「せっかくの旅行なのに、気づけばスマホの画面ばかり見ていた」——。そんな現代人の後悔を、Z世代が独自のスタイルで解消し始めています。株式会社メルカリの最新トレンド通信によると、スマホを物理的にロックする「タイムロッキングコンテナ」の取引が2024年比で1.3倍に急増。あえてスマホを置き去りにし、インスタントカメラを手に取る「スマホなし旅行」が、2026年GWの新しい定番になろうとしています。
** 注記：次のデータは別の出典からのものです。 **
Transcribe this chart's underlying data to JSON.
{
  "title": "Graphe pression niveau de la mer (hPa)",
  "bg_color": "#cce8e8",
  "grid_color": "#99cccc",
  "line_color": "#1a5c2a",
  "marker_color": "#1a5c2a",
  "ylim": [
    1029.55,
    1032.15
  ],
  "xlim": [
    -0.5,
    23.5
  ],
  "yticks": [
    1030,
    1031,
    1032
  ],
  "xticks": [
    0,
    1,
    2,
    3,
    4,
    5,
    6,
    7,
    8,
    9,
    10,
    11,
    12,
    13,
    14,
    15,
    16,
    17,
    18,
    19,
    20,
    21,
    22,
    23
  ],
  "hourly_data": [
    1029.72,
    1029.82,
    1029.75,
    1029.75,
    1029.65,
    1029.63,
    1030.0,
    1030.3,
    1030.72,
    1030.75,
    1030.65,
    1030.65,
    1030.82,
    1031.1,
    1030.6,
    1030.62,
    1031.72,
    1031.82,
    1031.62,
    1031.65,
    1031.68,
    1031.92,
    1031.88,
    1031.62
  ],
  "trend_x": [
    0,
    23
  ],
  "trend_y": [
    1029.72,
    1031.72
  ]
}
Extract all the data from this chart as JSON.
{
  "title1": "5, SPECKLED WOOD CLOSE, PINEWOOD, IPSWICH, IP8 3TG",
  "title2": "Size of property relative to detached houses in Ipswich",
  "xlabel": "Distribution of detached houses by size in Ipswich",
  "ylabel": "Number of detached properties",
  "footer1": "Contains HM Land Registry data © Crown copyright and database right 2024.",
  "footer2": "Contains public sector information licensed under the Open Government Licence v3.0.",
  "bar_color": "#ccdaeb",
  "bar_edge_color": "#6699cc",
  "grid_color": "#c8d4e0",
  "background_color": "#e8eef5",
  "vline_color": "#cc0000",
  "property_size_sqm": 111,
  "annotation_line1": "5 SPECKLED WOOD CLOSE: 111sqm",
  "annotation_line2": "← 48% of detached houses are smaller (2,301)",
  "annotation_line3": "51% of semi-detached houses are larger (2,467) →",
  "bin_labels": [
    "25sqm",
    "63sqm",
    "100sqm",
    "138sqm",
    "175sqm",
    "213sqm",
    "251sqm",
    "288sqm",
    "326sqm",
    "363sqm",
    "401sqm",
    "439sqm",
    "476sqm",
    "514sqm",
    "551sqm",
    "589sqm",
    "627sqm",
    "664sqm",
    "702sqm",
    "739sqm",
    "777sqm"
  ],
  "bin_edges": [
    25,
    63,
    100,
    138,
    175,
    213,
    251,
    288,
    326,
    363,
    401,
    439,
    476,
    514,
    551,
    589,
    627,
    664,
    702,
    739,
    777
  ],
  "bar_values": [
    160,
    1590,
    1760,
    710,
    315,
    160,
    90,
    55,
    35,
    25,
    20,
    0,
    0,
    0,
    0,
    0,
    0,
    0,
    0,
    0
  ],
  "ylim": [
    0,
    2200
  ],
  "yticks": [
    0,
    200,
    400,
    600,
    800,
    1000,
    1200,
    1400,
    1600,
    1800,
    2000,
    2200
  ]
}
デジタルデトックスを「意志」ではなく「物理」で解決する若者たち
メルカリの検索トレンドにおいて、「デジタルデトックス」というワードはGWや春休みなどの長期休暇に急上昇する傾向にあります。情報過多による「スマホ疲れ」は深刻な社会課題ですが、注目すべきは、それに対するZ世代の極めて合理的なアプローチです。彼らは自分の意志力を過信せず、指定時間まで蓋が開かない「タイムロッキングコンテナ」にスマホを“封印”することで、強制的にオフライン環境を作り出しています。
「スマホ疲れ」にという課題に対し、アナログへの回帰
「スマホ疲れ」という課題に対し、あえてアナログな体験を選択する動きが広がっています。読者が日常的に感じている「SNSの通知に追いかけられるストレス」に対し、Z世代はあえて「不自由さ」を贅沢な体験として再定義しました。撮影枚数に限りがあり、現像するまで結果がわからない「写ルンです」などのインスタントカメラの取引が4年で2.3倍に増えているのも、その象徴です。
撮影した瞬間に加工・共有できるスマホの利便性を捨て、やり直しのきかない一発勝負の特別感や、現像を待つ「じれったい時間」をあえて楽しむ。この「スマホなし旅行」の広がりは、単なる懐古趣味ではなく、心身をリセットして「目の前の現実」と向き合いたいという、現代人の切実な欲求の現れです。国内メーカーのフィルムカメラがメルカリ内のブランド取引件数ランキングでTOP5を独占している背景には、デジタルに支配されない時間を楽しみたいというニーズの広がりが伺えます。
利便性を追求し続けたDXの先にあるのは、あえて不便を選ぶことで得られる「心のゆとり」でした。 この連休、スマホを箱に閉じ込めてレンズを覗き込めば、液晶越しには決して見えなかった、鮮やかな世界が広がっているかもしれません。